Location:2013 Annual Report
1a. Objectives (from AD-416):
The general objective of this proposed work is to develop rationally designed mimetic antagonists (and agonists) of the pyrokinin(PK)/pheromone biosynthesis activating neuropeptide (PBAN) neuropeptide (Np) class with enhanced biostability and bioavailability as prototypes for effective and environmentally friendly pest insect management agents.

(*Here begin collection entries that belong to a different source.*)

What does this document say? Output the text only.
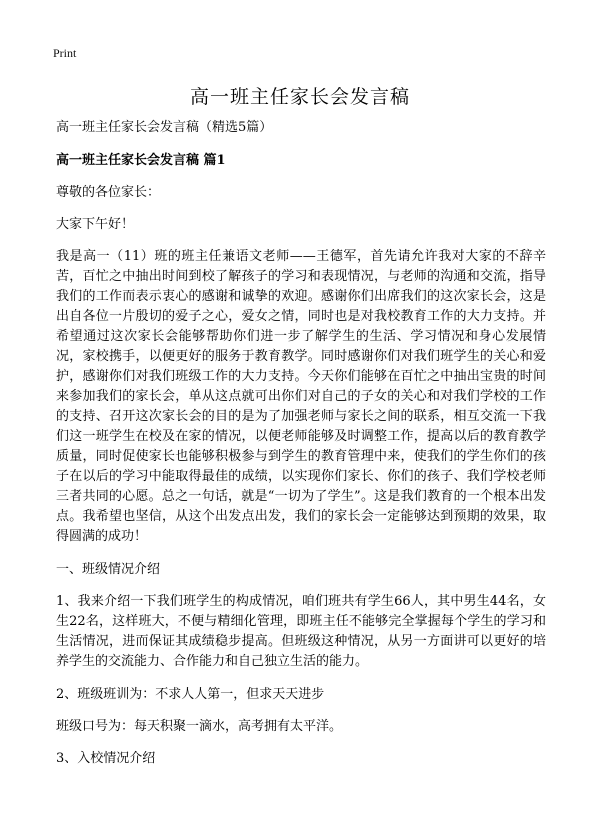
Print
高一班主任家长会发言稿

高一班主任家长会发言稿（精选5篇）

高一班主任家长会发言稿 篇1

尊敬的各位家长：

大家下午好！

我是高一（11）班的班主任兼语文老师——王德军，首先请允许我对大家的不辞辛苦，百忙之中抽出时间到校了解孩子的学习和表现情况，与老师的沟通和交流，指导我们的工作而表示衷心的感谢和诚挚的欢迎。感谢你们出席我们的这次家长会，这是出自各位一片殷切的爱子之心，爱女之情，同时也是对我校教育工作的大力支持。并希望通过这次家长会能够帮助你们进一步了解学生的生活、学习情况和身心发展情况，家校携手，以便更好的服务于教育教学。同时感谢你们对我们班学生的关心和爱护，感谢你们对我们班级工作的大力支持。今天你们能够在百忙之中抽出宝贵的时间来参加我们的家长会，单从这点就可出你们对自己的子女的关心和对我们学校的工作的支持、召开这次家长会的目的是为了加强老师与家长之间的联系，相互交流一下我们这一班学生在校及在家的情况，以便老师能够及时调整工作，提高以后的教育教学质量，同时促使家长也能够积极参与到学生的教育管理中来，使我们的学生你们的孩子在以后的学习中能取得最佳的成绩，以实现你们家长、你们的孩子、我们学校老师三者共同的心愿。总之一句话，就是“一切为了学生”。这是我们教育的一个根本出发点。我希望也坚信，从这个出发点出发，我们的家长会一定能够达到预期的效果，取得圆满的成功！

一、班级情况介绍

1、我来介绍一下我们班学生的构成情况，咱们班共有学生66人，其中男生44名，女生22名，这样班大，不便与精细化管理，即班主任不能够完全掌握每个学生的学习和生活情况，进而保证其成绩稳步提高。但班级这种情况，从另一方面讲可以更好的培养学生的交流能力、合作能力和自己独立生活的能力。

2、班级班训为：不求人人第一，但求天天进步

班级口号为：每天积聚一滴水，高考拥有太平洋。

3、入校情况介绍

1b. Approach (from AD-416):
This work will: 1) develop an antagonist biophore by characterizing the conformation of previously developed cyclic antagonists; 2) design and synthesize non-peptide antagonists incorporating appropriate cis/trans-Pro mimetic motifs as determined in 1; 3) develop an arsenal of topically active PK/PBAN antagonists with an array of different time-release profiles; 4) develop orally active PK/PBAN antagonists; and 5) develop both rationally designed small molecule non-peptide libraries based on the antagonist biophore determined in 1, and evaluate them in receptor binding and cloned receptor assays. The work will validate PK/PBAN receptors as pest management targets, and provide important practical information for the further design and generation of new, small, non-peptide insecticide prototypes aimed at disruption of key neuroendocrine physiological functions in pest insects.
3. Progress Report:
The goal of the project is to develop and exploit insect neuropeptide (NP) technology leading to more effective and environmentally friendly methods for pest arthropod control. Development of technology based on NP of the PK/PBAN (pyrokinin/pheromone biosynthesis activating neuropeptide) superfamily requires an understanding of the specific structures of PK-like NPs native to target arthropod pests and their location within the nervous system. In FY 2013, studies were completed to identify and map NPs of the PVK/CAP2b (periviscerokinin/ cardioacceleratory) NP class, PK/PBAN-like peptides that regulate myotropic and diuretic activity in the nervous systems of the cotton fleahopper, as well as in several disease vectors, including the deer tick, yellow fever mosquito, and the sand fly. Over the life of this project, the first active site for an antidiuretic hormone (a PVK/CAP2b receptor) in an insect (the assassin bug) was identified, and structural requirements for successful interaction between hormone and active site were defined (published in high-impact PNAS journal). The first PVK/CAP2b and PK active sites were also identified in the cattle fever tick, a disease vector for cattle. Project work developed versions of neuropeptides of the diapause hormone (DH) class, a member of the PK NP superfamily, with enhanced biostability that are much more active than DH in breaking diapause in the corn earworm. Unlike native DH, one such novel compound was identified that prevents the entry into pupal diapause when administered to the preceding larval stage of heliothine (e.g., corn earworm, tobacco budworm) insects, inducing the insect to commit a form of 'ecological suicide' (published in high-impact PNAS journal). Project work has resulted in publication of a total of 16 papers in peer-reviewed journals. Another half-dozen manuscripts are in preparation and will be submitted over the next several months. Research conducted under this project has significantly added to the scientific foundation necessary for ultimate development of effective and practical neuropeptide-based insect control agents that will act within living insects to disrupt critical life processes and with minimal or no adverse environmental effects.